O caso envolvendo a jovem Alana Anísio Rosa, de 20 anos, tem causado forte comoção em São Gonçalo, na Região Metropolitana do Rio de Janeiro, e reacendido discussões sobre a proteção de mulheres diante de situações de perseguição e rejeição não aceita.
Internada em estado grave desde a última sexta-feira, a estudante segue sob cuidados intensivos enquanto familiares e amigos aguardam por sua recuperação. Alana foi encontrada gravemente ferida dentro da própria casa, no bairro Galo Branco, após um ataque ocorrido durante a noite.
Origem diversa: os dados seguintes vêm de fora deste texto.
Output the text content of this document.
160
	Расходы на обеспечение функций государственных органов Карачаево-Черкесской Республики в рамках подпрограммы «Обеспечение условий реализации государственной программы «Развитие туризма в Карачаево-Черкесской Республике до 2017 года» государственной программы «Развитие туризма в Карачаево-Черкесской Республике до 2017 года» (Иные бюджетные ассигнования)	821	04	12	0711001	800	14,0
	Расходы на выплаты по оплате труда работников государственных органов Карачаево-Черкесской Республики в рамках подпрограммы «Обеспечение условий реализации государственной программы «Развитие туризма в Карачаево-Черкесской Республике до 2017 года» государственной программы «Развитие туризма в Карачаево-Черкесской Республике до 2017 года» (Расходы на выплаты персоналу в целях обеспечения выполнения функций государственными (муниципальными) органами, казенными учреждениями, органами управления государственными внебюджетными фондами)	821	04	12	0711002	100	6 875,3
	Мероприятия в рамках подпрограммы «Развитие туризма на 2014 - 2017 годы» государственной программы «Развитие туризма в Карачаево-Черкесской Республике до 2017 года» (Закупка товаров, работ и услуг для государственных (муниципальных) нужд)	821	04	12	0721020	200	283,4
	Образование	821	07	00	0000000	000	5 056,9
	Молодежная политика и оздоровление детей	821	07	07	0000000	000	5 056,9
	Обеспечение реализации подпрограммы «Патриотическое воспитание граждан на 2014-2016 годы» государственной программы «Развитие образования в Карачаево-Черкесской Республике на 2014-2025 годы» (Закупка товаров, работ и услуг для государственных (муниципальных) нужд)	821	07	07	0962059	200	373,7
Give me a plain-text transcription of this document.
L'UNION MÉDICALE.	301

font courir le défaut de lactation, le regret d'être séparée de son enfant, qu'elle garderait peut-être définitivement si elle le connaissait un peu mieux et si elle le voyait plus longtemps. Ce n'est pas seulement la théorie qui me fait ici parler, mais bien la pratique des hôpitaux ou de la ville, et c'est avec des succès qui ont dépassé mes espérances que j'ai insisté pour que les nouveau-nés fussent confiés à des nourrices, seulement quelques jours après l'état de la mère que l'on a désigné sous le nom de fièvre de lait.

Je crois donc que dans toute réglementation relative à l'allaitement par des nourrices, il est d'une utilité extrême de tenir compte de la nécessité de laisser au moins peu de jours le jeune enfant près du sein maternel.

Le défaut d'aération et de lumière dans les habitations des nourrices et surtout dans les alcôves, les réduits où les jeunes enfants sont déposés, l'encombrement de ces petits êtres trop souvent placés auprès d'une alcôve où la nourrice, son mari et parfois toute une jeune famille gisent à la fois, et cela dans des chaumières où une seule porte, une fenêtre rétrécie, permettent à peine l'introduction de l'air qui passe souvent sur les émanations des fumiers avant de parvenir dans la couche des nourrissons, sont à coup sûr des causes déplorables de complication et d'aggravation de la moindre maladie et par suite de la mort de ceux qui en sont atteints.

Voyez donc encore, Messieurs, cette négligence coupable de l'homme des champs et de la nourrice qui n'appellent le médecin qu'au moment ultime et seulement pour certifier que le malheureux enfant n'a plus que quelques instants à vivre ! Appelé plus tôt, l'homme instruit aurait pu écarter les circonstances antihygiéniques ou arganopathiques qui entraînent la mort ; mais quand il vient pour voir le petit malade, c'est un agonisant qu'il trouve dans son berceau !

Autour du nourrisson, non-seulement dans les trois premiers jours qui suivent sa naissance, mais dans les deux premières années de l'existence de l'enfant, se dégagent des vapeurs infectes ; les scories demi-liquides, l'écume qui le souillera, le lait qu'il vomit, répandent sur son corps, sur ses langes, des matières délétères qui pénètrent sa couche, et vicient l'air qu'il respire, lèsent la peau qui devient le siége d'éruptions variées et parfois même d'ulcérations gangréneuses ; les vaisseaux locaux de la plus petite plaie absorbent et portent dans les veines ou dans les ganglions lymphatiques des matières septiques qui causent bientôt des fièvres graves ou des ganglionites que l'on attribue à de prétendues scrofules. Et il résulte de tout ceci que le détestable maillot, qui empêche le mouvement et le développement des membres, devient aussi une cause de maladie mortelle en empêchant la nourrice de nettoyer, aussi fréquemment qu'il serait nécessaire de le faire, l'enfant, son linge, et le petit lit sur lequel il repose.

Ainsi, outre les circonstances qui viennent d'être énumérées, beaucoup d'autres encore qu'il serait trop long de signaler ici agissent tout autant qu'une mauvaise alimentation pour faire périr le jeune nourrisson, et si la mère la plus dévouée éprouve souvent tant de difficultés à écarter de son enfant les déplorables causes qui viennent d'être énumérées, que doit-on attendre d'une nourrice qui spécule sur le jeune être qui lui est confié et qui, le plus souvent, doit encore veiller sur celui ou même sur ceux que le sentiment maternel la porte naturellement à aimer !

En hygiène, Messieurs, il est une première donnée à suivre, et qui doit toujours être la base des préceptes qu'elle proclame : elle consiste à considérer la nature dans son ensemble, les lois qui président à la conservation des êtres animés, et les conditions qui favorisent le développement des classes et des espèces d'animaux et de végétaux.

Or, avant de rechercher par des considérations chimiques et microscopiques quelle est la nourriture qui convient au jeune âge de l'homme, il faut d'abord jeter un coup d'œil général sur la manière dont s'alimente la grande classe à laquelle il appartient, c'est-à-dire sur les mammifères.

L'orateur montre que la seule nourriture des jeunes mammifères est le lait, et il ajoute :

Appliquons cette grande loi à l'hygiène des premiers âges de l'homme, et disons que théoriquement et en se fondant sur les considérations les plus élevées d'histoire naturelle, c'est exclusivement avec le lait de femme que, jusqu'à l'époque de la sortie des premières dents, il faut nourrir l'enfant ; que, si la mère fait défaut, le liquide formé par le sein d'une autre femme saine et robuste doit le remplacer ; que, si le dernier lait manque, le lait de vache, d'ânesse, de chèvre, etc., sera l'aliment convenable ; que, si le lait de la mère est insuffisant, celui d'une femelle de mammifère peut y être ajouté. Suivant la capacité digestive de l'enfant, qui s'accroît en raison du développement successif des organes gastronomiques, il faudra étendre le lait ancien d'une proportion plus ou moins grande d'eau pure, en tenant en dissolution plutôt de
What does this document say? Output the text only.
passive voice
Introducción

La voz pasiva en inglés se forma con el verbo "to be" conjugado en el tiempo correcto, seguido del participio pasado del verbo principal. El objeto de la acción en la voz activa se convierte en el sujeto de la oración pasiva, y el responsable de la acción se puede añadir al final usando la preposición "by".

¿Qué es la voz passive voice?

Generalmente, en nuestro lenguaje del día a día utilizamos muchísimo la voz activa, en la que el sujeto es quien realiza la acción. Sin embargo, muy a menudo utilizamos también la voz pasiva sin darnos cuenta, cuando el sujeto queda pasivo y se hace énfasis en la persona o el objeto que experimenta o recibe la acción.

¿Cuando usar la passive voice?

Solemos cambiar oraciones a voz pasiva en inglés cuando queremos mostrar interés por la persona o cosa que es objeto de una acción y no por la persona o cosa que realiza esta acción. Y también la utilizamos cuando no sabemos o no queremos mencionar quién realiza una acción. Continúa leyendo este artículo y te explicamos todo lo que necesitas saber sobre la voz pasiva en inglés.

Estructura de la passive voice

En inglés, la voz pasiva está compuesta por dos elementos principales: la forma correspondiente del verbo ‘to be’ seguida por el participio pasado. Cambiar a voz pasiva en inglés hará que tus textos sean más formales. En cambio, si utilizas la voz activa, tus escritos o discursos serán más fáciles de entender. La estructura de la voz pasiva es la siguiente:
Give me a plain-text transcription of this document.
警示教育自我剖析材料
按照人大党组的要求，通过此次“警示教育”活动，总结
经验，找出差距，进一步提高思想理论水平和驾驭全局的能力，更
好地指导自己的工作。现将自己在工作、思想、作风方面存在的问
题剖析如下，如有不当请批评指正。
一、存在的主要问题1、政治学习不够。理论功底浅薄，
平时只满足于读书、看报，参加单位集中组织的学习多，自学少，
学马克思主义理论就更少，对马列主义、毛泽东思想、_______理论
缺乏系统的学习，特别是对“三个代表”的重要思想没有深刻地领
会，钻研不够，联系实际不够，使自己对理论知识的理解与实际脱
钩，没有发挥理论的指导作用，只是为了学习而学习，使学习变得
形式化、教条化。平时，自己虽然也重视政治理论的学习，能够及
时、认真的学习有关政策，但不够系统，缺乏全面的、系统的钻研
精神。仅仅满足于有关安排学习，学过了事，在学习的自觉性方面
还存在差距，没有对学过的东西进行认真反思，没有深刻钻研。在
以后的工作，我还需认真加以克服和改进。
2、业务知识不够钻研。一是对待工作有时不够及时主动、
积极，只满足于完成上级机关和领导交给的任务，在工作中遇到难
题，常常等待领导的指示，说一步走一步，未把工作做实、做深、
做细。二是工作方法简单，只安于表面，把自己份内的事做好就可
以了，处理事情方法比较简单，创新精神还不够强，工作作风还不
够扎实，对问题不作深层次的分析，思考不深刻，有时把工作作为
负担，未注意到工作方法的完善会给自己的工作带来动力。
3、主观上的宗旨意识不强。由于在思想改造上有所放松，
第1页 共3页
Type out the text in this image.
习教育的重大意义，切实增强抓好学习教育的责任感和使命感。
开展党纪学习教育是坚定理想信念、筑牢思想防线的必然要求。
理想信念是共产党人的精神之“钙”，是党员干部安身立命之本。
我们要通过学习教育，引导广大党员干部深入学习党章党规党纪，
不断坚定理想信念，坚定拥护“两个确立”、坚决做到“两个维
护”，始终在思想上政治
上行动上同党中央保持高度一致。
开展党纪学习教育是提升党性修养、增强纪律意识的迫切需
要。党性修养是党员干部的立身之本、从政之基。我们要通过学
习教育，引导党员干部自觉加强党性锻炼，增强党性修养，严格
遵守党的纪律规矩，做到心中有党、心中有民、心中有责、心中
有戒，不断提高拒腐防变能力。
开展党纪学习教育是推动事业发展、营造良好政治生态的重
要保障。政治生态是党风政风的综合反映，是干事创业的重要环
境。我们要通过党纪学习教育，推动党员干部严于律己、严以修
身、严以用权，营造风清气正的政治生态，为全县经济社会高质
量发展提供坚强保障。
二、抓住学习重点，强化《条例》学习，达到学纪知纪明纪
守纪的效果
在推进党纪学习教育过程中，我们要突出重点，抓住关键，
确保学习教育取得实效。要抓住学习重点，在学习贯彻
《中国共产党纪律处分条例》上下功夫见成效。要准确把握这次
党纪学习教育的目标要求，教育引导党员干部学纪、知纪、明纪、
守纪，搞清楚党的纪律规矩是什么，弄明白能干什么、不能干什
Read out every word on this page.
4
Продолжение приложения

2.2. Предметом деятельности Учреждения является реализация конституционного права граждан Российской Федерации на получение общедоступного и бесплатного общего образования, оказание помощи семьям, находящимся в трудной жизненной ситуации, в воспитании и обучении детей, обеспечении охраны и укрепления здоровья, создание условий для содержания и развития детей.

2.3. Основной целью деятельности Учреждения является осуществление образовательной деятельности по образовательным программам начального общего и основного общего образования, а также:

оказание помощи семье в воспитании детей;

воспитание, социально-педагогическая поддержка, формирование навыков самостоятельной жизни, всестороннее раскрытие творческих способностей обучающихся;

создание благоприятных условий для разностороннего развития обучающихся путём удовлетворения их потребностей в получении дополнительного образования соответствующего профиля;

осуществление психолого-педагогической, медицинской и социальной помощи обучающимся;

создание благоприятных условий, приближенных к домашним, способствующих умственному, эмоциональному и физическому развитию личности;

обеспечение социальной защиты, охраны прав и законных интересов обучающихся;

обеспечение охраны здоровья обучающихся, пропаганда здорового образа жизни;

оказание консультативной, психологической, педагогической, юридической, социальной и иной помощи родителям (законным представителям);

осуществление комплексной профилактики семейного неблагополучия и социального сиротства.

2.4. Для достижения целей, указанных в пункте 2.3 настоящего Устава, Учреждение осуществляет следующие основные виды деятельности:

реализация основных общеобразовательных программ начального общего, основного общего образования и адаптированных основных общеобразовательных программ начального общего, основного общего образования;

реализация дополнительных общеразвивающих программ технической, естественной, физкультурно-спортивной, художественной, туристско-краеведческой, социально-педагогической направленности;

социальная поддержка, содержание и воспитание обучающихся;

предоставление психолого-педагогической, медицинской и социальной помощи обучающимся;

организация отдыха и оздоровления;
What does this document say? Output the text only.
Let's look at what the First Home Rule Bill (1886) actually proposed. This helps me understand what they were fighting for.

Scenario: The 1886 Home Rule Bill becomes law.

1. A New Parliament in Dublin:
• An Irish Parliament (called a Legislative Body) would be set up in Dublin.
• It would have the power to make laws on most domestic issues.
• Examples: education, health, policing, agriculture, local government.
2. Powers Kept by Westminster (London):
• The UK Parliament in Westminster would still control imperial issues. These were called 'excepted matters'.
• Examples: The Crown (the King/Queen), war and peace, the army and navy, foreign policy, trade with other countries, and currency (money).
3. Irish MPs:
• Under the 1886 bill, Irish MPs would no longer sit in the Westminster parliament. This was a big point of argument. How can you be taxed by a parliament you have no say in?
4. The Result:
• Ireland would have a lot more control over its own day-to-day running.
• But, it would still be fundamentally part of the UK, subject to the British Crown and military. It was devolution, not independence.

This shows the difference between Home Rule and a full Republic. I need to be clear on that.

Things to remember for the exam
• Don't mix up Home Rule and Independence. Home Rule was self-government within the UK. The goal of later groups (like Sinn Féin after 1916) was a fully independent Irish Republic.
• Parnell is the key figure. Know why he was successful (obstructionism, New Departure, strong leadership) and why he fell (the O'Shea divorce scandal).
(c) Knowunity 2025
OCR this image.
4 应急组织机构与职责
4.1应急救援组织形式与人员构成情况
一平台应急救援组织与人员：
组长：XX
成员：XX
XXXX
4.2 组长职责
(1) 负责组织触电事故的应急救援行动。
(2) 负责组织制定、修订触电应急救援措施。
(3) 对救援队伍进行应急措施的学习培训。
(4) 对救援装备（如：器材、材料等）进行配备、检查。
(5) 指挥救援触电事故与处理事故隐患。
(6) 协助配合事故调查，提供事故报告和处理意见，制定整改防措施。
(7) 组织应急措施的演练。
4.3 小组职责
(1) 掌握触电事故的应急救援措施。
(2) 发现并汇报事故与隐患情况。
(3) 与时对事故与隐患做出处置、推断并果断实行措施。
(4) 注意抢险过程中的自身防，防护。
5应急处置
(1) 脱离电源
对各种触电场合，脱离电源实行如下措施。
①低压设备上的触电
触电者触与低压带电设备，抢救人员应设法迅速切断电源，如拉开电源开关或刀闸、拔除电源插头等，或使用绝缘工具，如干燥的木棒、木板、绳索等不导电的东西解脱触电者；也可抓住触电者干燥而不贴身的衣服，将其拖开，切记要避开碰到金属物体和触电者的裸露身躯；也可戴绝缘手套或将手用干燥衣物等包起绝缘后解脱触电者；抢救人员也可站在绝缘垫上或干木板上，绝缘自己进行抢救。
O suspeito, identificado como Luiz Felipe Sampaio, foi localizado e preso poucas horas depois do ocorrido. Segundo informações divulgadas pela família, ele não mantinha qualquer relacionamento afetivo com a jovem, apesar de insistir em se aproximar dela de forma recorrente.
Nas redes sociais, a mãe de Alana, Jaderluce Anísio Rosa, manifestou indignação e pediu justiça. Em publicações emocionadas, ela relatou que o homem demonstrava comportamento obsessivo e teria invadido a residência aproveitando-se de um momento em que ela não estava em casa.
A mãe afirma que a filha sempre deixou claro que não tinha interesse em qualquer envolvimento, pois estava focada nos estudos e em seus planos profissionais.
“Ele tentou tirar a vida da minha filha, invadiu a minha casa. Ele não era o namorado dela, eles nunca tiveram nada, ele só cismou com ela. Justiça pela minha filha, ela está em coma, eu preciso que vocês rezem”, afirmou Jerdeluce.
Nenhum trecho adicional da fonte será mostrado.